The random_sleep = 360 setting (in minutes) tells yum-cron to wait a random interval up to 6 hours before running. This prevents thundering-herd issues if you manage many servers — they will not all hit the package mirror simultaneously.

Step 3: Enable and Start the yum-cron Service

Enable the yum-cron service with systemd so it starts at boot and persists across reboots:

sudo systemctl enable yum-cron
sudo systemctl start yum-cron

Verify the service is running:

sudo systemctl status yum-cron

Expected output:

● yum-cron.service - Run automatic yum updates as a cron job
   Loaded: loaded (/usr/lib/systemd/system/yum-cron.service; enabled; vendor preset: disabled)
   Active: active (running) since Sun 2026-05-17 10:00:00 UTC; 10s ago
 Main PID: 4567 (bash)
   CGroup: /system.slice/yum-cron.service
           └─4567 /bin/bash /usr/sbin/yum-cron

Step 4: Test Security Update Detection Manually

Before relying on the automated system, test that your configuration correctly identifies available security updates. Use the yum command with the --security flag to check without installing anything:

sudo yum --security check-update

This lists all packages with pending security advisories.
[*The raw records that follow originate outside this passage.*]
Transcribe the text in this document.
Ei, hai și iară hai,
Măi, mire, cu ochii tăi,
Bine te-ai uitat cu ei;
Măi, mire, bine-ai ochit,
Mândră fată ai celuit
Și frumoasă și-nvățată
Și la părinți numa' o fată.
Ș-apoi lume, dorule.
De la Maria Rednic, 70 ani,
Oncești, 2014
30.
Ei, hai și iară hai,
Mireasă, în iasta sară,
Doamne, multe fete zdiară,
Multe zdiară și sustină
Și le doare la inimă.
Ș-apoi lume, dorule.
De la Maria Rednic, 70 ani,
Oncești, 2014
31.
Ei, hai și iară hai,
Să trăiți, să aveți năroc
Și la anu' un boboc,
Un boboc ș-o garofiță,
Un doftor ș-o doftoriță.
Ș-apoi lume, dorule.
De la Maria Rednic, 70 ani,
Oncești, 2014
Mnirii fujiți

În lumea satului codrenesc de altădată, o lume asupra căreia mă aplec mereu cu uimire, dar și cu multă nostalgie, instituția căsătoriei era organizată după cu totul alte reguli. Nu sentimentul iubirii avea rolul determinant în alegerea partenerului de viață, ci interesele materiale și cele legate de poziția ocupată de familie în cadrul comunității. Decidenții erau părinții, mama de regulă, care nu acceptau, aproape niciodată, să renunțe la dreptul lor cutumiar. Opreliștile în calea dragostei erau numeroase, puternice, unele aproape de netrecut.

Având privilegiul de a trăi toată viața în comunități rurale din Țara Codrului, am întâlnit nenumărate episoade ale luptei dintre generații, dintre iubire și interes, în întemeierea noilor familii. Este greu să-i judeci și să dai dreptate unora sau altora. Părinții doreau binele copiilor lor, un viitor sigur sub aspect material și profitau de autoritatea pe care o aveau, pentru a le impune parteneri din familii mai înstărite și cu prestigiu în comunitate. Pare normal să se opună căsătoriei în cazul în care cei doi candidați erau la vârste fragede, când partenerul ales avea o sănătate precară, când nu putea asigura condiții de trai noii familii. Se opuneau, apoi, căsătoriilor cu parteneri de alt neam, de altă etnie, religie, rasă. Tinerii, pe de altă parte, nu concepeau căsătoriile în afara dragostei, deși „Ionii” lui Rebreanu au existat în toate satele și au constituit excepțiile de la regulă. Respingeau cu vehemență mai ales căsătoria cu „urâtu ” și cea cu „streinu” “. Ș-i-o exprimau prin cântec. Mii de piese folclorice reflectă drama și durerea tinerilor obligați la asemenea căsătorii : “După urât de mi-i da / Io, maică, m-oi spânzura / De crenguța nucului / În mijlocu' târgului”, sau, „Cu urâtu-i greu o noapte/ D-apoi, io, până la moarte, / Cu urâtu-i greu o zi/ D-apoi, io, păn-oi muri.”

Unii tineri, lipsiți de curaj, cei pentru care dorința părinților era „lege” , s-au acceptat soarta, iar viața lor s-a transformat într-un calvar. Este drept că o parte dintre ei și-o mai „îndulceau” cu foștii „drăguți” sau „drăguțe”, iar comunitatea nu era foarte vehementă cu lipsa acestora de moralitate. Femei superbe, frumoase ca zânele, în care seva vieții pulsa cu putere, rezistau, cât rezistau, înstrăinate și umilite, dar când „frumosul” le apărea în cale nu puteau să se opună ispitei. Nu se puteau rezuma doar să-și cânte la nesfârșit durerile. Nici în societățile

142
The exit code is meaningful: 0 means no updates available, 100 means updates are available.

To simulate what yum-cron will do (download only, no install):

sudo yum --security update --downloadonly

To perform a dry run and see what would be updated:

sudo yum --security update --assumeno

To immediately trigger the yum-cron daily script for testing:

sudo /etc/cron.daily/0yum-daily.cron

Check the output in /var/log/yum.log after the run:

sudo tail -50 /var/log/yum.log

Step 5: Schedule Additional Patching with Cron (Optional)

While yum-cron handles daily runs, you may want more control over the exact schedule — for example, applying updates during a specific maintenance window. You can create a custom cron job that runs the yum security update command directly:

sudo crontab -e

Add a line to run security updates every Tuesday at 2:00 AM:

# Apply security updates every Tuesday at 02:00
0 2 * * 2 /usr/bin/yum --security update -y >> /var/log/yum-auto-security.log 2>&1

If using this approach instead of yum-cron, ensure you have only one automated patching mechanism active to avoid conflicts.

Step 6: Check SELinux Context for yum-cron Logs

On RHEL 7 with SELinux enforcing, yum-cron log operations are covered by standard SELinux policies. Verify SELinux is not blocking operations by checking the audit log after a run:

sudo ausearch -m AVC -ts recent | grep yum

If denials appear, use audit2why to diagnose:

sudo ausearch -m AVC -ts recent | audit2why

In most cases, the default SELinux policy for yum-cron on RHEL 7 is permissive enough that no custom policy modules are needed. The standard rpm_t and yum_t domains have the necessary permissions.

Step 7: Monitor Update History

Review what updates have been applied automatically using yum history:

# List recent yum transactions
sudo yum history list

# View details of a specific transaction by ID
sudo yum history info 42

# Show all packages updated in a specific transaction
sudo yum history packages-info 42

Also review the yum log directly:

sudo grep "Updated" /var/log/yum.log | tail -30

Automatic security updates via yum-cron strike an excellent balance between operational simplicity and security discipline on RHEL 7. By limiting update_cmd to security, you avoid unexpected behavior changes from non-security upgrades while ensuring your system remains protected against known vulnerabilities. Combined with regular manual review of yum history and security advisory notifications from Red Hat, this gives you a robust, low-overhead patching strategy suitable for production environments.